Si vous venez d’un Gundam plus “arcade” et frontal, les épisodes PlayStation Gundam: Battle Assault et Gundam: Battle Assault 2 montrent une autre facette de la licence: davantage tournée vers l’affrontement versus, avec une lecture très immédiate du duel. À l’inverse, pour une approche plus cérébrale et “plan de campagne”, Kidou Senshi Gundam: Giren no Yabou sur Saturn part sur un terrain nettement plus stratégique.
| Place | Titre | Support | Pourquoi le rapprocher? |
|---|---|---|---|
| Avant | Gundam: Battle Assault | PlayStation (2001) | Une autre lecture de Gundam, plus “versus”, utile pour comparer le feeling des combats. |
| Épisode principal | Kidō Senshi Gundam: Senshitachi no Kiseki | GameCube (2004) | Une proposition centrée sur l’action en mission, marquée par sa présentation et son format GameCube. |
| Après | Gundam: Battle Assault 2 | PlayStation (2002) | À remettre en perspective pour voir comment la licence alterne les styles selon les plateformes. |
En collection, ce titre se juge surtout à la qualité de l’exemplaire et à sa complétude. Sur GameCube, le disque au format mini-DVD marque vite, et une boîte propre (charnières, plastique pas blanchi, jaquette sans vague) change complètement l’allure sur une étagère. La notice, quand elle est présente et bien tenue, fait partie du charme, surtout sur un jeu très “import” dans son identité.

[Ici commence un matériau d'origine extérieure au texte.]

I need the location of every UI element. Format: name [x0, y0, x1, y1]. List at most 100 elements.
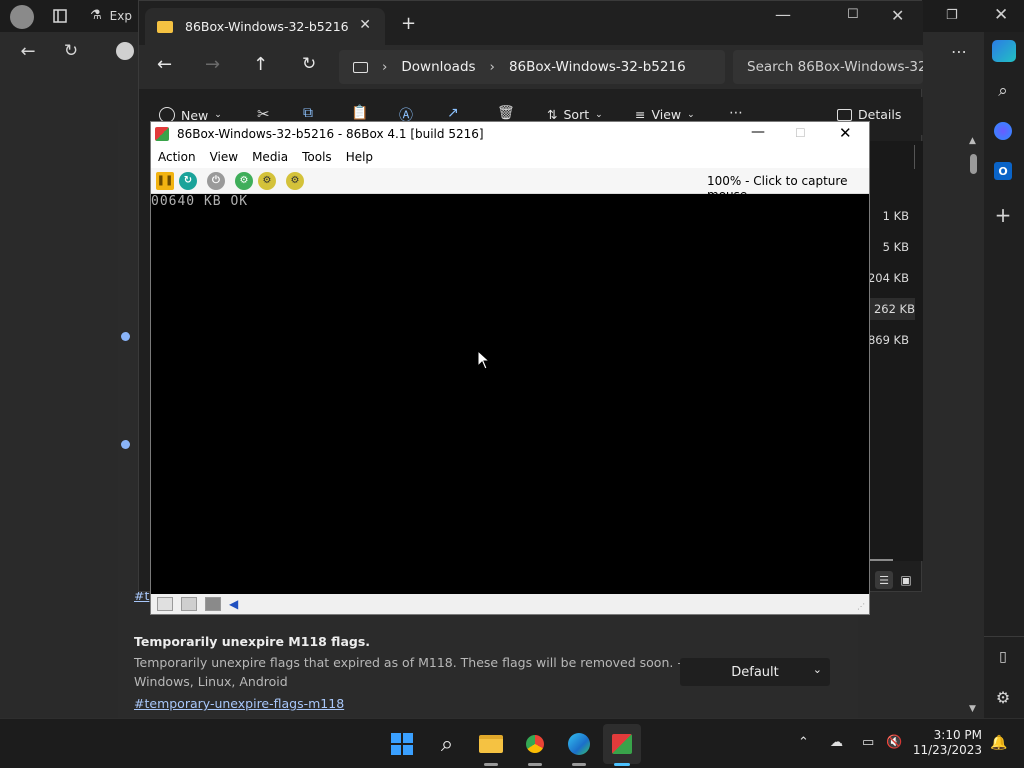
flask-icon: ⚗	[90, 8, 102, 23]
tab-close-icon[interactable]: ✕	[359, 17, 371, 33]
edge-taskbar-icon[interactable]	[561, 726, 597, 762]
floppy-drive-icon[interactable]	[157, 597, 173, 611]
onedrive-icon[interactable]: ☁	[830, 735, 843, 750]
share-icon[interactable]: ↗	[447, 105, 459, 121]
running-indicator	[528, 763, 542, 766]
more-options-icon[interactable]: ⋯	[729, 105, 743, 121]
86box-taskbar-icon[interactable]	[603, 724, 641, 764]
explorer-search-input[interactable]: Search 86Box-Windows-32-b5216	[733, 50, 923, 84]
emulator-screen[interactable]: 00640 KB OK	[151, 194, 869, 594]
start-windows-icon[interactable]	[384, 726, 420, 762]
chevron-right-icon: ›	[382, 59, 388, 75]
profile-avatar[interactable]	[10, 5, 34, 29]
refresh-icon[interactable]: ↻	[302, 54, 316, 74]
chevron-down-icon: ⌄	[812, 663, 822, 676]
breadcrumb-downloads[interactable]: Downloads	[401, 59, 475, 75]
minimize-icon[interactable]: —	[751, 124, 765, 140]
clock[interactable]: 3:10 PM 11/23/2023	[912, 728, 982, 758]
details-view-icon[interactable]: ☰	[875, 571, 893, 589]
edge-logo-icon	[116, 42, 134, 60]
network-icon[interactable]: ▭	[862, 735, 874, 750]
details-button[interactable]: Details	[837, 107, 901, 122]
minimize-icon[interactable]: —	[775, 5, 791, 24]
flag-dot	[121, 332, 130, 341]
resize-grip-icon[interactable]: ⋰	[857, 602, 865, 611]
flag-link[interactable]: #temporary-unexpire-flags-m118	[134, 696, 344, 711]
menu-help[interactable]: Help	[339, 150, 380, 164]
maximize-icon-disabled: ☐	[795, 126, 806, 140]
outlook-icon[interactable]: O	[994, 162, 1012, 180]
computer-icon	[353, 61, 368, 73]
edge-tab-title: Exp	[109, 8, 132, 23]
address-bar[interactable]: › Downloads › 86Box-Windows-32-b5216	[339, 50, 725, 84]
new-tab-button[interactable]: +	[401, 13, 416, 34]
paste-icon[interactable]: 📋	[351, 105, 368, 121]
sort-button[interactable]: ⇅ Sort ⌄	[547, 107, 603, 122]
sound-icon[interactable]: ◀	[229, 597, 245, 611]
scrollbar-thumb[interactable]	[970, 154, 977, 174]
details-pane-icon	[837, 108, 852, 121]
menu-media[interactable]: Media	[245, 150, 295, 164]
more-icon[interactable]: ⋯	[946, 38, 972, 64]
shopping-icon[interactable]	[994, 122, 1012, 140]
flag-select-value: Default	[731, 664, 779, 680]
ctrl-alt-del-icon[interactable]: ⚙	[235, 171, 253, 190]
breadcrumb-folder[interactable]: 86Box-Windows-32-b5216	[509, 59, 686, 75]
menu-tools[interactable]: Tools	[295, 150, 339, 164]
86box-app-icon	[155, 127, 169, 141]
edge-scrollbar[interactable]: ▲ ▼	[968, 136, 980, 716]
explorer-titlebar: 86Box-Windows-32-b5216 ✕ + — ☐ ✕	[139, 1, 923, 45]
chevron-down-icon: ⌄	[214, 110, 222, 120]
refresh-icon[interactable]: ↻	[58, 38, 84, 64]
back-icon[interactable]: ←	[15, 38, 41, 64]
back-icon[interactable]: ←	[157, 54, 172, 75]
explorer-close-icon[interactable]: ✕	[891, 6, 904, 25]
scroll-down-icon[interactable]: ▼	[969, 704, 976, 714]
scroll-up-icon[interactable]: ▲	[969, 136, 976, 146]
maximize-icon[interactable]: ☐	[847, 7, 859, 22]
sidebar-divider	[984, 636, 1024, 637]
menu-action[interactable]: Action	[151, 150, 203, 164]
search-placeholder: Search 86Box-Windows-32-b5216	[747, 59, 923, 75]
chrome-icon[interactable]	[517, 726, 553, 762]
explorer-tab-title: 86Box-Windows-32-b5216	[185, 19, 349, 34]
restore-icon[interactable]: ❐	[946, 8, 958, 23]
emulator-output-text: 00640 KB OK	[151, 194, 249, 209]
explorer-tab[interactable]: 86Box-Windows-32-b5216 ✕	[145, 8, 385, 45]
tab-actions-icon[interactable]	[47, 3, 73, 29]
edge-sidebar: ⌕ O + ▯ ⚙ ▲ ▼	[968, 32, 1024, 718]
flag-description-line2: Windows, Linux, Android	[134, 674, 288, 689]
tiles-view-icon[interactable]: ▣	[897, 571, 915, 589]
hard-reset-icon[interactable]: ↻	[179, 171, 197, 190]
file-explorer-taskbar-icon[interactable]	[473, 726, 509, 762]
settings-gear-icon[interactable]: ⚙	[990, 684, 1016, 710]
ctrl-alt-esc-icon[interactable]: ⚙	[258, 171, 276, 190]
settings-icon[interactable]: ⚙	[286, 171, 304, 190]
forward-icon[interactable]: →	[205, 54, 220, 75]
flag-title: Temporarily unexpire M118 flags.	[134, 634, 371, 649]
view-button[interactable]: ≡ View ⌄	[635, 107, 695, 122]
delete-icon[interactable]: 🗑	[497, 105, 515, 121]
copy-icon[interactable]: ⧉	[303, 105, 313, 121]
power-icon[interactable]: ⏻	[207, 171, 225, 190]
clock-date: 11/23/2023	[912, 743, 982, 757]
copilot-icon[interactable]	[992, 40, 1016, 62]
floppy-drive-icon[interactable]	[181, 597, 197, 611]
search-icon[interactable]: ⌕	[990, 78, 1016, 104]
menu-view[interactable]: View	[203, 150, 245, 164]
86box-close-icon[interactable]: ✕	[839, 124, 852, 142]
notification-bell-icon[interactable]: 🔔	[990, 735, 1007, 751]
chevron-up-icon[interactable]: ⌃	[798, 735, 809, 750]
search-icon[interactable]: ⌕	[429, 726, 465, 762]
edge-tab[interactable]: ⚗ Exp	[90, 8, 132, 23]
up-icon[interactable]: ↑	[253, 54, 268, 75]
edge-close-icon[interactable]: ✕	[994, 5, 1008, 25]
add-sidebar-icon[interactable]: +	[990, 202, 1016, 228]
volume-muted-icon[interactable]: 🔇	[886, 735, 902, 750]
flag-select[interactable]: Default ⌄	[680, 658, 830, 686]
mouse-cursor-icon	[477, 350, 489, 370]
pause-icon[interactable]: ❚❚	[156, 171, 174, 190]
split-screen-icon[interactable]: ▯	[990, 644, 1016, 670]
windows-taskbar: ⌕ ⌃ ☁ ▭ 🔇 3:10 PM 11/23/2023 🔔	[0, 718, 1024, 768]
hard-disk-icon[interactable]	[205, 597, 221, 611]
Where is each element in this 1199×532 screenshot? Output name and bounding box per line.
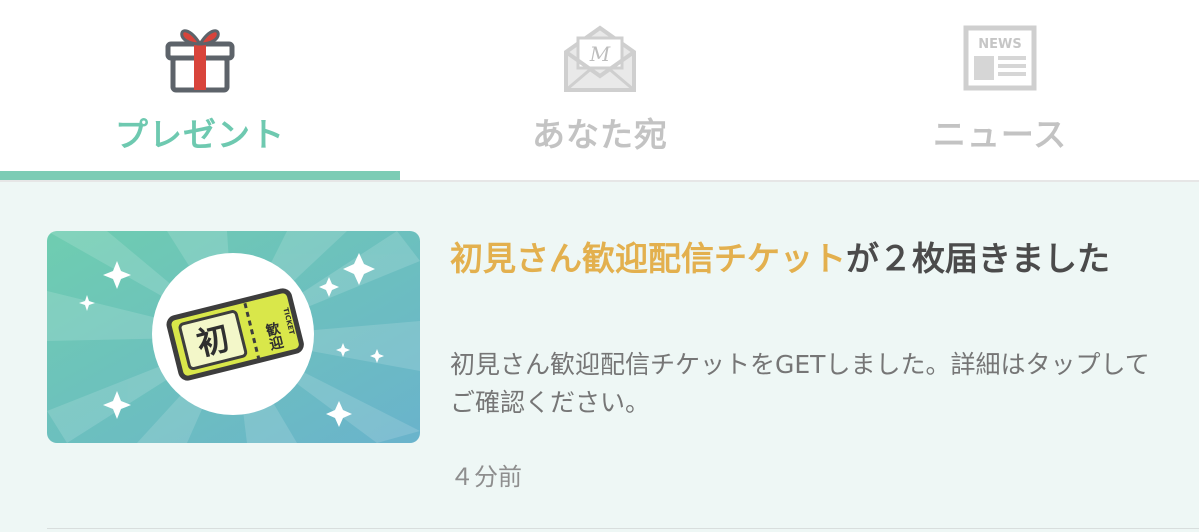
news-word: NEWS <box>978 37 1021 52</box>
notification-item[interactable]: 初 歓迎 TICKET 初見さん歓迎配信チケットが２枚届きました 初見さん歓迎配… <box>0 182 1199 532</box>
notification-body: 初見さん歓迎配信チケットをGETしました。詳細はタップしてご確認ください。 <box>450 350 1150 417</box>
tab-for-you-label: あなた宛 <box>532 115 668 154</box>
list-divider <box>47 528 1199 529</box>
tab-bar: プレゼント M あなた宛 NEWS ニュース <box>0 0 1199 181</box>
tab-present[interactable]: プレゼント <box>0 0 400 181</box>
mail-icon: M <box>560 18 640 94</box>
mail-letter: M <box>589 42 611 66</box>
tab-news[interactable]: NEWS ニュース <box>800 0 1199 181</box>
tab-news-label: ニュース <box>932 115 1068 154</box>
notification-title-rest: が２枚届きました <box>846 239 1110 278</box>
ticket-thumbnail: 初 歓迎 TICKET <box>47 231 420 443</box>
tab-for-you[interactable]: M あなた宛 <box>400 0 800 181</box>
gift-icon <box>160 18 240 94</box>
notification-time: ４分前 <box>450 463 522 491</box>
tab-present-label: プレゼント <box>115 115 285 154</box>
notification-title: 初見さん歓迎配信チケットが２枚届きました <box>450 233 1160 285</box>
notification-list: 初 歓迎 TICKET 初見さん歓迎配信チケットが２枚届きました 初見さん歓迎配… <box>0 182 1199 532</box>
news-icon: NEWS <box>960 18 1040 94</box>
notification-title-highlight: 初見さん歓迎配信チケット <box>450 239 846 278</box>
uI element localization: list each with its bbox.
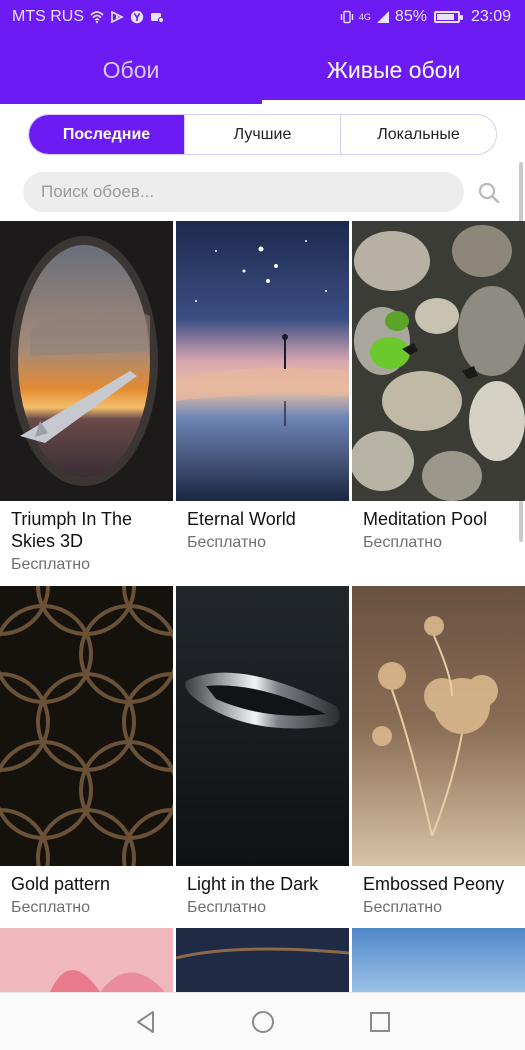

Conseil concret: vérifiez systématiquement l’état de lecture sur les bords du disque (micro-rayures en périphérie), et inspectez la jaquette au niveau de la tranche, zone souvent frottée par les manipulations. Si l’exemplaire vient d’un lot, demandez une photo du contenu sorti de la boîte, pas seulement une vue de face.
Console, édition, compatibilité, état et informations utiles avant de compléter la collection.
Kidō Senshi Gundam: Senshitachi no Kiseki est actuellement référencé sur Game Cube dans la base Full Set.
La date de sortie référencée pour Kidō Senshi Gundam: Senshitachi no Kiseki sur Game Cube est 2004.
Kidō Senshi Gundam: Senshitachi no Kiseki a été édité par Bandai.
Kidō Senshi Gundam: Senshitachi no Kiseki a été développé par Bandai.
Sur Game Cube, Kidō Senshi Gundam: Senshitachi no Kiseki est distribué sous la forme de un disque optique Nintendo GameCube.
Contrôlez les rayures profondes, les fissures autour du centre du disque, l’état de la face imprimée et la lecture sur une console compatible. Vérifiez également la boîte, la notice, la jaquette et la région du jeu.
À découvrir également dans la base Full Set : Kidō Senshi Gundam: Gundam vs. Z Gundam sur Game Cube (même année et même éditeur), Tenshi no Shippo sur Playstation (même éditeur), Starsky & Hutch sur Game Cube (même année).